Neste dia percebi que fugir de discussões estéreis, brigas de rua, guerras, quando você tem certeza que tais coisas não levam a nada, apenas a ódio e morte, não é covardia. Ter medo é inerente ao ser humano. Minha mãe morou anos num apartamento do 3º andar de um prédio e toda noite olhava embaixo da cama para verificar se não tinha um ladrão escondido. Já covardia tem muito mais a ver com falta de caráter.

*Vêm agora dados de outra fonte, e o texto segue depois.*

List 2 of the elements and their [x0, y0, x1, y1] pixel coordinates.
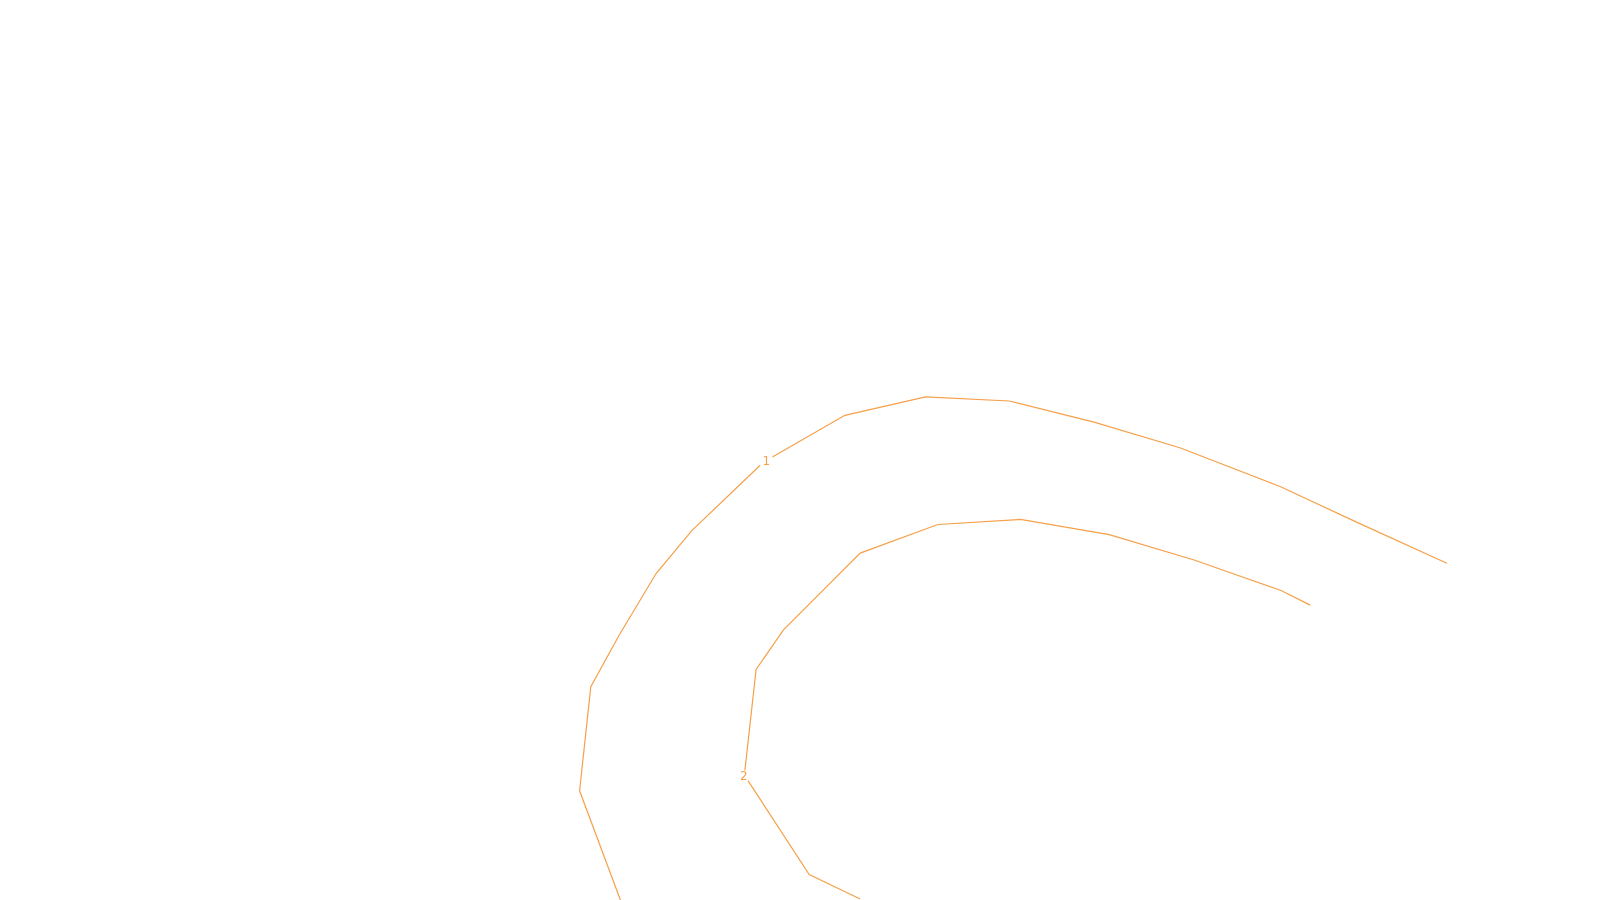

Como no caso do jornalista Mário Vitor Rodrigues, colunista da revista semanal ISTOÉ, que escreveu esta sandice, sob o título de “Lula deve morrer”: “Pelo bem do País, Lula deve morrer. Eis uma verdade incontestável. Digo, se Luiz Inácio ainda é encarado por boa parte da sociedade como o prócer a ser seguido, se continua sendo capaz de liderar pesquisas e inspirar militantes Brasil afora, então Lula precisa morrer.”

               Aí está a covardia em sua essência: o cara acha que a única forma de se livrar de alguém que o incomoda é mata-lo mas, como não tem coragem de fazer isto ele próprio, incentiva outros a fazê-lo. No clima de ódio em que vive o Brasil hoje, é bem capaz de aparecer um fanático bolsonarista que leu a coluna e, achando que tem o aval para fazê-lo, atente contra a vida do ex-presidente… E, se isto acontecer, o covarde colunista dirá que nada teve a ver com o fato, ele queria matar o mito Lula, não o cidadão Luiz Inácio Lula da Silva. E continuará escrevendo suas colunas semanalmente, como um bom cidadão que goza do privilégio de viver num país onde a imprensa é livre… e desregulamentada. E pode tudo!